Scrive il Vasari a proposito delle sculture di Michelangelo che sono sul sarcofago di Giuliano de’ Medici in San Lorenzo a Firenze: «E che potrò io dire della Notte, statua unica o rara? Chi è quello che abbia per alcun secolo in tale arte veduto mai statue antiche o moderne così fatte?
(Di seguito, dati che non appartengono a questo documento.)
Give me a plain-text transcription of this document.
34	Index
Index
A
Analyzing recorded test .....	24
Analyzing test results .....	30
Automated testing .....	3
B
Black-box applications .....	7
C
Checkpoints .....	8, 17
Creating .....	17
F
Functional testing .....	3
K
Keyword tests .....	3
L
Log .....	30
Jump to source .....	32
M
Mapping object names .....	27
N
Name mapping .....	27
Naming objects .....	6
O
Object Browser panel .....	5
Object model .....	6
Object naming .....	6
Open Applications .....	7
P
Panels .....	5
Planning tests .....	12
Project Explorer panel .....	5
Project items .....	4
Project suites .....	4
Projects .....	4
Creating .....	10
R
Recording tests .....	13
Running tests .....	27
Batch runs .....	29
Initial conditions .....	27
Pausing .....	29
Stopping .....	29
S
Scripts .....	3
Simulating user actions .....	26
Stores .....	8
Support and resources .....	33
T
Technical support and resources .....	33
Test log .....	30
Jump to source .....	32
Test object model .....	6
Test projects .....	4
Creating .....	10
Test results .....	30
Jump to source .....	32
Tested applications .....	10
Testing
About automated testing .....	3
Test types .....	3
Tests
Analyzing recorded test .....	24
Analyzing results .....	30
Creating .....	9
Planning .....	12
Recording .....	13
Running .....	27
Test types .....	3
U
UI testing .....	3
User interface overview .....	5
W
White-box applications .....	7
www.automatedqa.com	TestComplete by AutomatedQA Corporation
Conoscendosi non solo la quiete di chi dorme, ma il dolore la malinconia di chi perde cosa onorata e grande».
E ancora riferisce che tanti uomini illustri scrissero «versi latini e rime volgari in lode sua».
Uno di questi fu Giovan Battista di Lorenzo Strozzi che invia questa quartina al maestro:
La Notte che tu vedi in sì dolci atti
dormir fu da un angelo scolpita
in questo sasso; e perché dorme ha vita:
destala se no l credi, e parleratti.
Michelangelo risponde con un’altra quartina:
Caro mi è il sonno e più l’esser di sasso
mentre che il danno e la vergogna dura,
non veder, non sentir mi è gran ventura:
però non mi destar, deh parla basso.
Nel silenzio della notte, nel silenzio della pietra un mondo di voci e di altre figure si apre, uno spazio riempito dalle parole non dette, che lì trovano il luogo dove risiedere e raggiungere il senso più profondo e nascosto nel loro suono.
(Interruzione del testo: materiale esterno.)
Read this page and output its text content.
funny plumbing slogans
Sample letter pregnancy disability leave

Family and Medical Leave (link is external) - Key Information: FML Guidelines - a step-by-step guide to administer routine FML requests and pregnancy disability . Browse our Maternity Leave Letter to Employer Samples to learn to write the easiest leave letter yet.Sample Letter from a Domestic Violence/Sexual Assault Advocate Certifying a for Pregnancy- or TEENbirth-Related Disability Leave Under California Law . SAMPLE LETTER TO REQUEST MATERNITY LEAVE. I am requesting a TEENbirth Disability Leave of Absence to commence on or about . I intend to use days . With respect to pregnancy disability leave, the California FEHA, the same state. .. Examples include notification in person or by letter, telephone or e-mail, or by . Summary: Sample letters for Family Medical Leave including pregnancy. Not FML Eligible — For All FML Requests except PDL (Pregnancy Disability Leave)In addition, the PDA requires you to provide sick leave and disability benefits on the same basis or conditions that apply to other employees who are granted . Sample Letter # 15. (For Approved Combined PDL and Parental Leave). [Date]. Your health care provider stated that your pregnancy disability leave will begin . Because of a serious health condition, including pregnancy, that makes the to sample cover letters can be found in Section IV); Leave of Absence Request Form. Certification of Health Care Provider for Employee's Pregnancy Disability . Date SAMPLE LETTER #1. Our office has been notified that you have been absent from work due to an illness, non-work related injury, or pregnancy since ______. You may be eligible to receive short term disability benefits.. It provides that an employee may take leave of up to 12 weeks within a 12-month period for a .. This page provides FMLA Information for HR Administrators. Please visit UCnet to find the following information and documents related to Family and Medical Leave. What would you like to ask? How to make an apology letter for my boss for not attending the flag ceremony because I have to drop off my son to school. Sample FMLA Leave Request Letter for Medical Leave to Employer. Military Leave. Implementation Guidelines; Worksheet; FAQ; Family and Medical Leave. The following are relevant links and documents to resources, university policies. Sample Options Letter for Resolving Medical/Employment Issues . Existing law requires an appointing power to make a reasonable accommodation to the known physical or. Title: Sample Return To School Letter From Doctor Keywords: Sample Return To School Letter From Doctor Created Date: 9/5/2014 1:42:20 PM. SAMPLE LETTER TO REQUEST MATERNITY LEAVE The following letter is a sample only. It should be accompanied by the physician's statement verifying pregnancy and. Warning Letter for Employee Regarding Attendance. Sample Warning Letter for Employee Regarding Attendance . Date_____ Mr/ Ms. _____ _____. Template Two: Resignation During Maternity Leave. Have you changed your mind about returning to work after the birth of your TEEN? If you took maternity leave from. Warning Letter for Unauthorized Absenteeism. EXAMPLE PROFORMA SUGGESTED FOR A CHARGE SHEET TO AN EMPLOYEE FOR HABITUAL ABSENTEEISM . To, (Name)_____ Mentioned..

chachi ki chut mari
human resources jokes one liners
In quelle voci e parole, in quelle visioni che si hanno nei sogni e quando ci si smarrisce negli angolini bui della mente, lì, soccorsi dalla distanza incolmabile tra l’opera compiuta e il pensiero che l’ha giustificata, per poi consegnarla a una sempre impalpabile ma costante distanza, si anima un’ altra versione della realtà.
Le cose del vivere ci sembrano come allungate in una specie di morte che si può contemplare e assecondare in tutto quello che racconta la sua voce silenziosa.
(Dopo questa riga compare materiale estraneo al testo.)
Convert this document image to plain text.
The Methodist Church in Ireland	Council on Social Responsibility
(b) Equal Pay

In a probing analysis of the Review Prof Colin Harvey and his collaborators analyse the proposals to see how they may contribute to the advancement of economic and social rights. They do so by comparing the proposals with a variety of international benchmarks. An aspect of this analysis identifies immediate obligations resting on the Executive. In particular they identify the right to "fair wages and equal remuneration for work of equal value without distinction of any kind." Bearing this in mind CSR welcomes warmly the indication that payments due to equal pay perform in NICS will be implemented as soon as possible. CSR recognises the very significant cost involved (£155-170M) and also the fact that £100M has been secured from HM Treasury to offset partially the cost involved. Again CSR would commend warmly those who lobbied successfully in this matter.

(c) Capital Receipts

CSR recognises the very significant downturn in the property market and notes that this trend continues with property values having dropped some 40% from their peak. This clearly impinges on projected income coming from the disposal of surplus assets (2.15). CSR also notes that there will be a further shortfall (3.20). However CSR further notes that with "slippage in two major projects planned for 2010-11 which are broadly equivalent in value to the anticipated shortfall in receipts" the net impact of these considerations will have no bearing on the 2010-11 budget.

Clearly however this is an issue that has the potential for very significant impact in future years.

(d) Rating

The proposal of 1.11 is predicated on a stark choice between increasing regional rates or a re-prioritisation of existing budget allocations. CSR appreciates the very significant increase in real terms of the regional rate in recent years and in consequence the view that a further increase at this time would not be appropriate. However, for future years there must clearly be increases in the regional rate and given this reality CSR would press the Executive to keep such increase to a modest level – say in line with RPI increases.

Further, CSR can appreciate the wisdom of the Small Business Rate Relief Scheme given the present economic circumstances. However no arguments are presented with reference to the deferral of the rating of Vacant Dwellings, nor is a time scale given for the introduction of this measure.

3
Gli amori di tutta una vita diventano un unico incolmabile amore, che muta in assenza di sé per trovare il suo aldilà, la sua vera essenza, che si nasconde nelle ombre del pensiero allungate e incombenti sul territorio avvilente della nostra arroganza.
E le cose mutano aspetto, seguendo il nostro volere, e si agitano in un tremolante mondo fondato sull’assenza di luoghi e di momenti andatisi a smarrire in un altrove in sé e da sé nutrito.
Dentro l’intimità della notte aleggiano i tormenti dell’anima, ma sono come trasfigurati, quasi privi di identità, sospesi tra un rumore giù in strada e il tacere che fanno le stelle, già scomparse per diventare altro, fagocitate da un ricordo.
Le ombre di ogni nostra paura è come se ci proteggessero da una più grande paura, dall’ineffabile destino: scorrono lungo muri e ricordi disegnando la storia di tutte le volte che ci siamo perduti nel cercare un pensiero che avevamo smarrito.
E nel pensiero ci perdiamo, trascorrendo verso il sonno, verso la distanza da tutto, dentro l’oblio di ogni cosa e colore, nel silenzio e nell’oscurità protettiva e accogliente.
Ci sorprende una notte ulteriore, che ci fa valicare ogni ostacolo, evitare ogni trappola, dimenticare di esserci ancora nel mondo brutto.
E siamo lontani da ogni pretesa, dalla boria e dagli insulti della natura.
Tutto s’acquieta e, tra le pieghe del sentire, si scorge, più nitida e sicura nel brillìo della oscurità, una presenza d’altrove, un vuoto che si stempera nel vuoto acquisendo sembianza divina o di cosa che non si riesce a nominare.
Le ombre si ritirano dentro una più oscura oscurità che rassicura, distendendosi sull’invadenza delle parole, sulla città di tutte le cose e degli eventi che si rincorrono e si schiudono a tutta la loro precarietà.
La notte si alimenta del suo proprio stare, fecondando silenzi inudibili, parvenze di vero, coniugando esistere con oltrepassare.